Basically children mostly imitate their peers no matter what their parents do.  My insane 2 y/o who refuses ever to wear her coat when I tell her, does it cheerfully at preschool because the other children do.

 

I bet the same can be said of the Yequana children, and doubtless of the French too.  It's impossible to buck the village.  I bet if children are regularly taken out to nice restaurants where they see other children present and behaving well, and where those other children as well as all the adults present make it clear that that is the social norm, they will learn to do the same almost regardless of what their own parents do.

 

post #58 of 74
Quote:
Originally Posted by Qestia View Post

I just hated the article because it's not based on actual data, it's based on the three French moms (okay I may be exagerating) the author knows. The plural of anecdote is not data. To base a book or a parenting theory on what a friend of yours tells you is absurd. Oh--her french friend visited a family in California and was horrified that the CA children got their own snacks? So we should be more like the French? What? As someone patiently teaching her 6 and 3 year olds how to get their own snacks... ridiculous.

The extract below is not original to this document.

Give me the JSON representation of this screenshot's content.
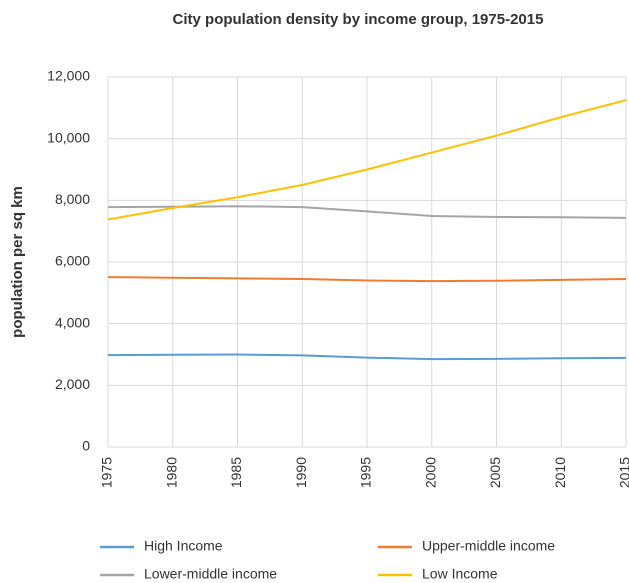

To be fair, it is excerpted from a book. The article makes it sound like it's just based on a few people, but in the book she explicates more of her research regarding influential thinkers who impacted French parenting, French institutions that influence the ways children are raised, etc.

post #59 of 74

Hang on. So French kids are well-behaved and never act up in public? Then explain this commercial to me:

 

http://www.youtube.com/watch?v=WTIMfDJDS6Q&feature=related

 

Obviously it happens with enough regularity that there is a popular cultural frame of reference for it. Otherwise, the premise of this commercial would be COMPLETELY NONSENSICAL to the French and thus would never have been produced.

 

Just sayin'.

post #60 of 74
Quote:
Originally Posted by gcgirl View Post

Hang on. So French kids are well-behaved and never act up in public? Then explain this commercial to me:

 

http://www.youtube.com/watch?v=WTIMfDJDS6Q&feature=related

 

Obviously it happens with enough regularity that there is a popular cultural frame of reference for it. Otherwise, the premise of this commercial would be COMPLETELY NONSENSICAL to the French and thus would never have been produced.

 

Just sayin'.

 

Thanks for posting that!  I thought about it when this thread came up but couldn't remember for sure if it was from France or some other European country.  Love it!